Boss Level : se réveiller. Mourir. Recommencer !

par | 30 mars 2021 | À LA UNE, BLURAY/DVD, Critiques, VOD/SVOD

Boss Level : se réveiller. Mourir. Recommencer !

Le réalisateur Joe Carnahan propulse l’action-star Frank Grillo dans une spirale sans fin d’action régressive. Surprise : ça fonctionne plutôt bien.

Vous vous souvenez de notre introduction de la critique de Palm Springs sur la résurgence des films (et séries) réutilisant à leur compte le concept du « jour sans fin » cher à Harold Ramis, en y apposant des variations plus ou moins concluantes (de genre, d’approche, de rythme) ? Vous pouvez la recopier d’emblée pour présenter ce Boss Level jouant dans une autre catégorie que la comédie avec Andy Samberg. Loin de nous l’idée de taxer Joe Carnahan (Narc, Le territoire des loups, L’agence tous risques, bref une carrière où le solide côtoie le nawak) d’opportuniste : cette idée de film d’action tournant très littéralement en boucle, il la pitchait aux producteurs dès le début des années 2010. Tourné en 2018, Boss Level a subi maints aléas avant de bénéficier d’une sortie mondiale en vidéo, logique au vu du contexte, mais aussi du caractère résolument bis, presque suranné, de son film.

Same Grillo shoot again

Boss Level : se réveiller. Mourir. Recommencer !

Même s’il ose parfois s’aventurer, comme dans le poisseux Donnybrook, en dehors de son territoire de prédilection, la série B virile et urbaine avec une once de dérision (voir les American Nightmare), Frank Grillo contient dans son physique même d’action-star minérale et bodybuildée des promesses de spectacle sans prise de tête. Et c’est un peu ce que fournit Boss Level dès son entame sur fond de générique rétro-gaming (oui, au cas où le titre ne serait pas assez clair sur l’analogie vidéoludique du scénario) : Roy Pulver est un ancien militaire qui se réveille brutalement en devant dézinguer un homme de main, échapper à la mitrailleuse d’un hélicoptère et à une surréaliste horde de tueurs à gages hauts en couleurs (un souvenir de son Mise à Prix ?), sans parvenir à leur échapper. Car oui, Roy meurt sous les coups de ses adversaires, encore et encore, comme un joueur incapable de compléter le niveau qu’on lui demande de surmonter, un game over après l’autre. L’équivalent filmique du die and retry, qui se justifie de manière fumeuse par une intrigue de machine à créer des boucles temporelles sur laquelle travaillent son ex-femme (Naomi Watts, qui ne se cantonne pas aux utilités) et le patron de celle-ci (Mel Gibson, auteur d’au moins un petit monologue menaçant très réussi)…

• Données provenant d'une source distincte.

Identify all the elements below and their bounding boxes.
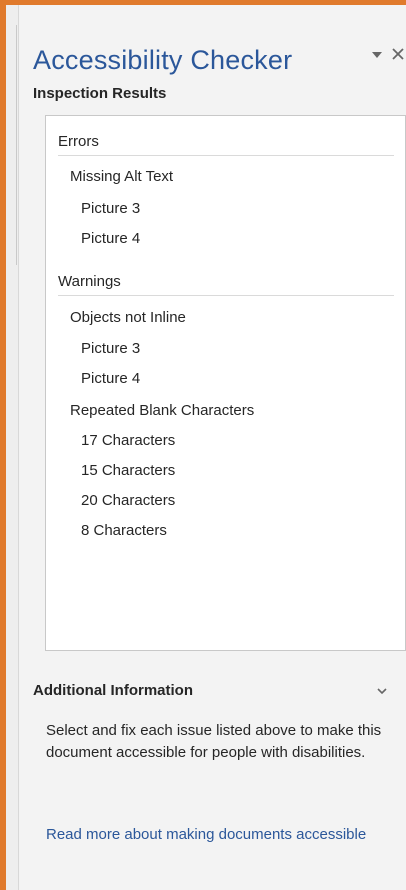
issue-item[interactable]: 17 Characters [81, 432, 175, 449]
pane-title: Accessibility Checker [33, 45, 293, 75]
issue-item[interactable]: Picture 3 [81, 200, 140, 217]
pane-options-button[interactable] [370, 48, 384, 62]
issue-item[interactable]: 20 Characters [81, 492, 175, 509]
issue-item[interactable]: 15 Characters [81, 462, 175, 479]
error-category-missing-alt-text[interactable]: Missing Alt Text [60, 168, 173, 185]
issue-item[interactable]: Picture 4 [81, 230, 140, 247]
accessibility-checker-pane: Accessibility Checker Inspection Results… [0, 0, 406, 890]
errors-group-header: Errors [58, 133, 394, 156]
chevron-down-icon [377, 688, 387, 695]
additional-information-text: Select and fix each issue listed above t… [46, 722, 382, 761]
pane-close-button[interactable] [390, 46, 406, 62]
warning-category-objects-not-inline[interactable]: Objects not Inline [60, 309, 186, 326]
issue-item[interactable]: Picture 4 [81, 370, 140, 387]
issue-item[interactable]: Picture 3 [81, 340, 140, 357]
inspection-results-label: Inspection Results [33, 85, 167, 102]
issue-item[interactable]: 8 Characters [81, 522, 167, 539]
category-label: Missing Alt Text [70, 168, 174, 185]
read-more-link[interactable]: Read more about making documents accessi… [46, 824, 376, 846]
window-top-accent [0, 0, 406, 5]
additional-information-toggle[interactable]: Additional Information [33, 682, 388, 699]
warning-category-repeated-blank-characters[interactable]: Repeated Blank Characters [60, 402, 254, 419]
inspection-results-list[interactable]: Errors Missing Alt Text Picture 3 Pictur… [45, 115, 406, 651]
category-label: Objects not Inline [70, 309, 186, 326]
additional-information-label: Additional Information [33, 682, 193, 699]
pane-resize-edge[interactable] [6, 5, 19, 890]
chevron-down-icon [372, 52, 382, 58]
category-label: Repeated Blank Characters [70, 402, 255, 419]
warnings-group-header: Warnings [58, 273, 394, 296]
close-icon [392, 48, 404, 60]
pane-resize-grip[interactable] [16, 25, 17, 265]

« Des myriades de clins d’œil destinés aux gamers et aux nostalgiques des films d’action des années 80-90… »

Improbable, oui, mais qu’importe : l’abus immédiat de voix off, de ralentis esthétisants, d’explosions et de cascades qui inonde rapidement l’écran rappelle si besoin était que Boss Level n’est pas exactement un film à prendre au sérieux. Il faut accepter le caractère évidemment ludique de l’exercice, conçu comme un hommage à la culture ludique et filmique des années 90, qui impose au montage son rythme frénétique et au metteur en scène son ton insolent, ses dialogues très littéraux, sa violence décomplexée (Roy meurt de façon variée : empalé, décapité, écrasé… et toujours très graphique). Aussi attendu qu’il soit, le concept de duplication scénarisée des codes du jeu vidéo à l’ancienne se déploie de manière assez organique – et jouissive – dans le script de Carnahan, même si son caractère artificiel handicape dans le même temps les tentatives d’implication émotionnelle entourant la relation entre Roy et son fils, qu’il apprend à connaître un peu plus à chaque journée répétée.

Un univers à explorer

Boss Level : se réveiller. Mourir. Recommencer !

Il y a du fond, certes pas subtil, dans Boss Level, au-delà des fusillades hystériques tartinées de mises à mort cartoonesques et d’effets spéciaux numériques trahissant un budget pas si glorieux qu’il n’y paraît. Au-delà aussi des myriades de clins d’œil destinés aux gamers et aux nostalgiques des films d’action des années 80-90 (une Gatling par-là, une catchphrase de boss de fin répétée en boucle par ici, des adversaires tout droit sortis d’un beat’em all SNK, des scènes et poursuites tout droit sorties d’un Die Hard ou de Matrix… La liste est longue). Un univers et une progression dramatique savamment construits par un Joe Carnahan visiblement libre, pour une fois, de ses mouvements, pour un résultat qui pâtit néanmoins, surtout dans sa très plate conclusion, de la comparaison avec le plus sophistiqué (et friqué) Edge of Tomorrow de Doug Liman.